Electromagnetic Waves • Topic 3 of 3

The Electromagnetic Spectrum

The electromagnetic spectrum is the complete range of electromagnetic waves, ordered by wavelength (or equivalently frequency), from long-wavelength radio waves to ultra-short gamma rays. Every part of the spectrum is the same kind of wave — they all travel at $c$ in vacuum and obey $c=f\lambda$ — and they differ only in wavelength and frequency. As wavelength shrinks, frequency rises and so does the energy of each photon ($E=hf$), which is why X-rays and gamma rays are far more penetrating and dangerous than radio waves.

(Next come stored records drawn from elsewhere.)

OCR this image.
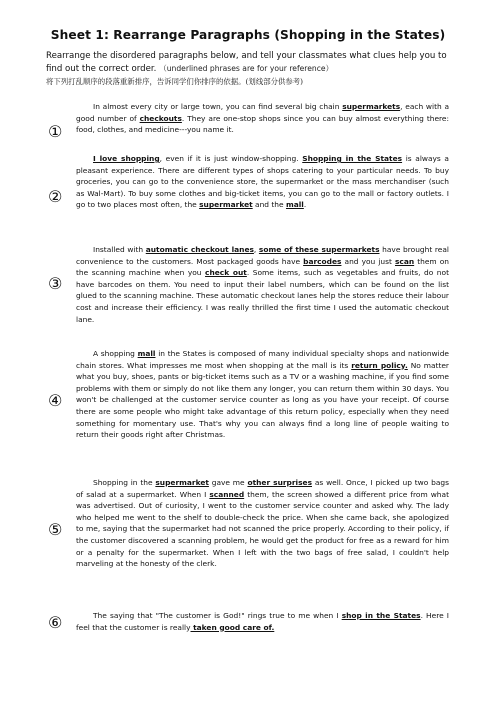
Sheet 1: Rearrange Paragraphs (Shopping in the States)
Rearrange the disordered paragraphs below, and tell your classmates what clues help you to find out the correct order. （underlined phrases are for your reference）
将下列打乱顺序的段落重新排序，告诉同学们你排序的依据。(划线部分供参考)
①

In almost every city or large town, you can find several big chain supermarkets, each with a good number of checkouts. They are one-stop shops since you can buy almost everything there: food, clothes, and medicine---you name it.

②

I love shopping, even if it is just window-shopping. Shopping in the States is always a pleasant experience. There are different types of shops catering to your particular needs. To buy groceries, you can go to the convenience store, the supermarket or the mass merchandiser (such as Wal-Mart). To buy some clothes and big-ticket items, you can go to the mall or factory outlets. I go to two places most often, the supermarket and the mall.

③

Installed with automatic checkout lanes, some of these supermarkets have brought real convenience to the customers. Most packaged goods have barcodes and you just scan them on the scanning machine when you check out. Some items, such as vegetables and fruits, do not have barcodes on them. You need to input their label numbers, which can be found on the list glued to the scanning machine. These automatic checkout lanes help the stores reduce their labour cost and increase their efficiency. I was really thrilled the first time I used the automatic checkout lane.

④

A shopping mall in the States is composed of many individual specialty shops and nationwide chain stores. What impresses me most when shopping at the mall is its return policy. No matter what you buy, shoes, pants or big-ticket items such as a TV or a washing machine, if you find some problems with them or simply do not like them any longer, you can return them within 30 days. You won't be challenged at the customer service counter as long as you have your receipt. Of course there are some people who might take advantage of this return policy, especially when they need something for momentary use. That's why you can always find a long line of people waiting to return their goods right after Christmas.

⑤

Shopping in the supermarket gave me other surprises as well. Once, I picked up two bags of salad at a supermarket. When I scanned them, the screen showed a different price from what was advertised. Out of curiosity, I went to the customer service counter and asked why. The lady who helped me went to the shelf to double-check the price. When she came back, she apologized to me, saying that the supermarket had not scanned the price properly. According to their policy, if the customer discovered a scanning problem, he would get the product for free as a reward for him or a penalty for the supermarket. When I left with the two bags of free salad, I couldn't help marveling at the honesty of the clerk.

⑥	The saying that "The customer is God!" rings true to me when I shop in the States. Here I feel that the customer is really taken good care of.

The relation $c=f\lambda$ ties the whole spectrum together: a higher frequency always means a shorter wavelength. There are no sharp boundaries between the bands; they overlap and are named by how they are produced and used. Going from the longest to the shortest wavelength:

Radio waves ($\lambda>0.1\ \text{m}$, $f<10^{9}\ \text{Hz}$): produced by oscillating currents in antennas (accelerating charges in conductors). Used for radio and television broadcasting, and in mobile and satellite communication. AM/FM radio and TV signals are radio waves.
Microwaves ($\lambda\sim1\ \text{mm}$ to $0.1\ \text{m}$, $f\sim10^{9}$–$10^{11}\ \text{Hz}$): produced by special vacuum tubes such as klystrons and magnetrons. Used in RADAR, satellite and mobile communication, and in microwave ovens (they make water molecules in food vibrate).
Infrared (IR) ($\lambda\sim700\ \text{nm}$ to $1\ \text{mm}$): produced by hot bodies and vibrating molecules. We feel it as heat. Used in night-vision devices, TV remote controls, physiotherapy, and weather and Earth-observation satellites. IR is sometimes called heat radiation.
Visible light ($\lambda\sim400$–$700\ \text{nm}$): the only part our eyes can detect, produced by atoms and molecules during electron transitions and by hot objects. It runs from violet (shortest) to red (longest) and lets us see the world.
Ultraviolet (UV) ($\lambda\sim10$–$400\ \text{nm}$): produced by very hot bodies such as the Sun and by special UV lamps. It causes sunburn and is used to sterilise surgical instruments and water. The ozone layer absorbs most solar UV, protecting life.
X-rays ($\lambda\sim0.01$–$10\ \text{nm}$): produced when high-speed electrons are suddenly stopped by a metal target. They penetrate soft tissue and are used in medical imaging and in studying crystal structure (X-ray diffraction).
Gamma rays ($\lambda<0.01\ \text{nm}$, highest frequency): emitted by radioactive nuclei and in nuclear reactions. They are the most penetrating and energetic, used to treat cancer (radiotherapy) and to sterilise medical equipment.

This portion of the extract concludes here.